Remove extractor field from Crawl model and fix tests

- Remove extractor field from Crawl model (moved to config dict) - Update migration 0002_drop_seed_model to not add extractor - Update archivebox_add.py to use config['PARSER'] instead - Update admin.py recrawl to not pass extractor - Update jsonl.py serialization to not include extractor - Update test schema SCHEMA_0_8 to not include extractor - Set default timeout to 60s for test commands
2026-04-05 15:27:53 +10:00 · 2025-12-27 01:49:09 +00:00
parent ae2ab5b273
commit c3acadd528
6 changed files with 63 additions and 119 deletions
--- a/archivebox/crawls/admin.py
+++ b/archivebox/crawls/admin.py
@@ -233,7 +233,6 @@ class CrawlAdmin(ConfigEditorMixin, BaseModelAdmin):

        new_crawl = Crawl.objects.create(
            urls=obj.urls,
-            extractor=obj.extractor,
            max_depth=obj.max_depth,
            tags_str=obj.tags_str,
            config=obj.config,
--- a/archivebox/crawls/migrations/0002_drop_seed_model.py
+++ b/archivebox/crawls/migrations/0002_drop_seed_model.py
@@ -20,11 +20,6 @@ class Migration(migrations.Migration):
            model_name='crawl',
            name='seed',
        ),
-        migrations.AddField(
-            model_name='crawl',
-            name='extractor',
-            field=models.CharField(default='auto', help_text='Parser for reading URLs (auto, html, json, rss, etc)', max_length=32),
-        ),
        migrations.AlterField(
            model_name='crawl',
            name='created_by',
--- a/archivebox/crawls/models.py
+++ b/archivebox/crawls/models.py
@@ -61,7 +61,6 @@ class Crawl(ModelWithOutputDir, ModelWithConfig, ModelWithHealthStats, ModelWith
    modified_at = models.DateTimeField(auto_now=True)

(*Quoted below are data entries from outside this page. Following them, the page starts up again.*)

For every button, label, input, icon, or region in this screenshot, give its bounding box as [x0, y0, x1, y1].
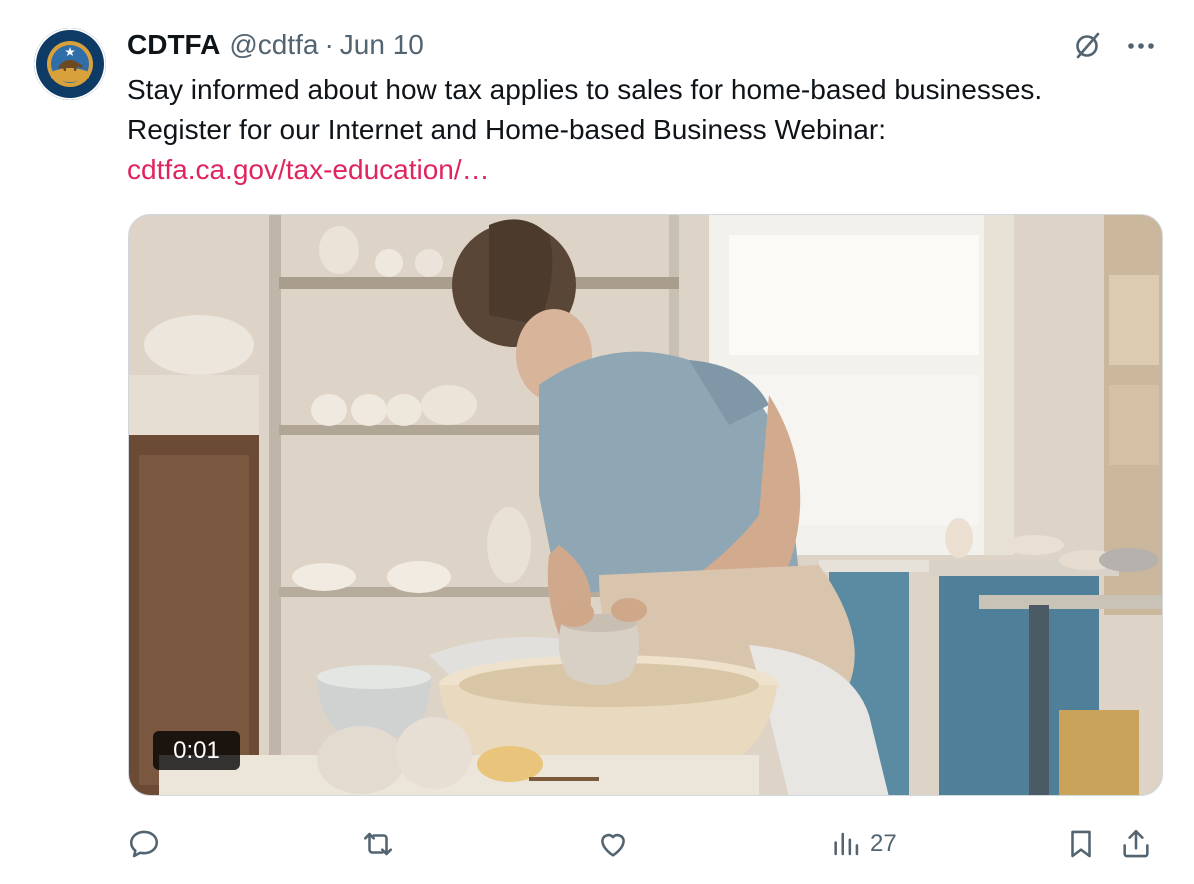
header-separator: ·: [324, 29, 334, 60]
tweet-header: CDTFA @cdtfa · Jun 10: [127, 28, 424, 62]
author-avatar[interactable]: [34, 28, 106, 100]
views-count: 27: [870, 830, 897, 857]
views-button[interactable]: 27: [830, 822, 897, 866]
california-tax-seal-icon: [34, 28, 106, 100]
pottery-video-frame: [129, 215, 1162, 795]
bookmark-button[interactable]: [1064, 822, 1098, 866]
share-button[interactable]: [1119, 822, 1153, 866]
author-handle[interactable]: @cdtfa: [229, 29, 318, 61]
like-button[interactable]: [596, 822, 630, 866]
repost-icon: [363, 832, 393, 856]
author-name[interactable]: CDTFA: [127, 29, 220, 61]
share-icon: [1123, 829, 1149, 858]
tweet-card: CDTFA @cdtfa · Jun 10 Stay informed abou…: [0, 0, 1194, 884]
repost-button[interactable]: [361, 822, 395, 866]
tweet-top-icons: [1068, 30, 1160, 62]
reply-button[interactable]: [127, 822, 161, 866]
like-icon: [601, 833, 625, 857]
video-player[interactable]: [128, 214, 1163, 796]
tweet-text: Stay informed about how tax applies to s…: [127, 70, 1167, 190]
tweet-link[interactable]: cdtfa.ca.gov/tax-education/…: [127, 150, 1167, 190]
views-icon: [834, 832, 859, 856]
tweet-actions: 27: [127, 822, 1167, 866]
video-duration: 0:01: [153, 731, 240, 770]
grok-icon[interactable]: [1068, 30, 1106, 62]
bookmark-icon: [1071, 830, 1091, 858]
reply-icon: [129, 830, 159, 858]
tweet-text-line-1: Stay informed about how tax applies to s…: [127, 74, 1043, 105]
tweet-date[interactable]: Jun 10: [340, 29, 424, 61]
tweet-text-line-2: Register for our Internet and Home-based…: [127, 114, 886, 145]
more-options-icon[interactable]: [1122, 30, 1160, 62]
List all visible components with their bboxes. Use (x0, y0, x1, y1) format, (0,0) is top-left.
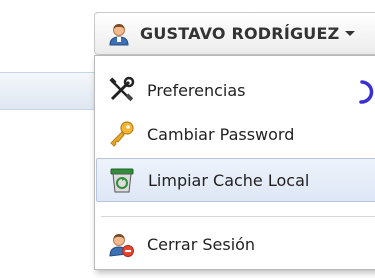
logout-user-icon (107, 230, 135, 258)
menu-item-cerrar-sesion[interactable]: Cerrar Sesión (96, 222, 375, 266)
key-icon (107, 120, 135, 148)
menu-item-label: Cambiar Password (147, 124, 295, 144)
menu-item-preferencias[interactable]: Preferencias (96, 68, 375, 112)
user-dropdown-menu: Preferencias Cambiar Password Limpiar Ca… (94, 55, 375, 270)
menu-item-limpiar-cache-local[interactable]: Limpiar Cache Local (96, 158, 375, 202)
menu-item-label: Limpiar Cache Local (148, 170, 310, 190)
user-icon (107, 22, 131, 46)
menu-item-label: Cerrar Sesión (147, 234, 256, 254)
user-menu-button[interactable]: GUSTAVO RODRÍGUEZ (94, 12, 375, 55)
tools-icon (107, 76, 135, 104)
user-name: GUSTAVO RODRÍGUEZ (140, 24, 340, 43)
background-toolbar (0, 72, 100, 110)
recycle-bin-icon (108, 166, 136, 194)
menu-item-cambiar-password[interactable]: Cambiar Password (96, 112, 375, 156)
menu-divider (101, 216, 375, 217)
caret-down-icon (345, 31, 356, 36)
spinner-icon (359, 80, 374, 104)
menu-item-label: Preferencias (147, 80, 246, 100)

    urls = models.TextField(blank=False, null=False, help_text='Newline-separated list of URLs to crawl')
-    extractor = models.CharField(default='auto', max_length=32, help_text='Parser for reading URLs (auto, html, json, rss, etc)')
    config = models.JSONField(default=dict)
    max_depth = models.PositiveSmallIntegerField(default=0, validators=[MinValueValidator(0), MaxValueValidator(4)])
    tags_str = models.CharField(max_length=1024, blank=True, null=False, default='')